Whenever I add the word "Pizza" to anything, my oldest son will definitely eat it!! We call lasagna "pizza pasta" so he would be more willing to eat it, quesadilla used to be "mexican pizza" - you get it. This is a great way to sneak in veggies and extra protein into your kids diet. Also let your kids help you unroll the crust and press it into the pan, measure out the ingredients and beat the eggs - I find that kids are more willing to eat something if they helped make it. I found this recipe years ago in Parenting magazine (Feb 2008) and my kids have loved having "breakfast for dinner". Enjoy...
Prep: 10 min
Bake: 15 min
Yield: 6 servings
1 refrigerated pizza crust
1 each small red, yellow & green pepper -seeded, cored and diced
2 Tbsp olive oil
1/2 tsp salt or to taste
Pinch of black pepper
1/4 cup low fat milk
1 cup grated part-skim mozzarella cheese
1. Preheat oven to 375 F. Unroll crust onto a nonstick baking sheet and press out into a rectangle. Bake for 7 minutes.

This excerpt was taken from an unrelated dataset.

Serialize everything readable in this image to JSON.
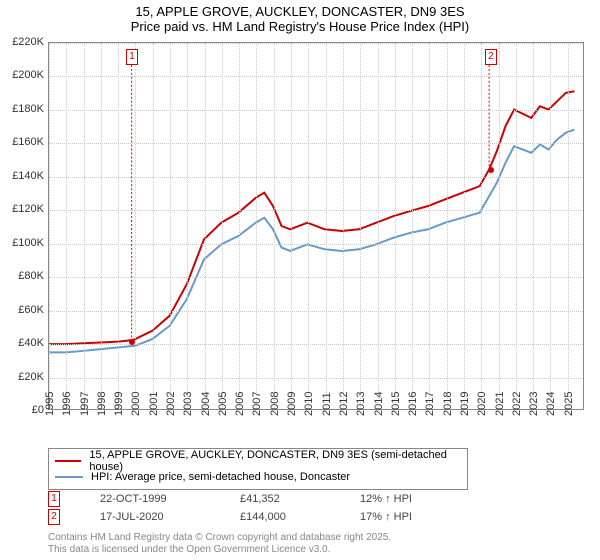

2. In a large skillet, saute vegetables in 1 Tbsp of olive oil for about 5 minutes, then add salt and pepper. Transfer vegetables to a bowl. Wipe skillet clean with a paper towel.
3. In a large bowl, beat eggs with milk. Pour the remaining olive oil in the skillet, and cook eggs on medium heat, until firm but still moist. Remove from heat.
4. Sprinkle half the cheese onto the crust. Top with scrambled eggs, then vegetable mixture, and then remaining cheese.
5. Bake 7-8 minutes. Cut into squares and enjoy!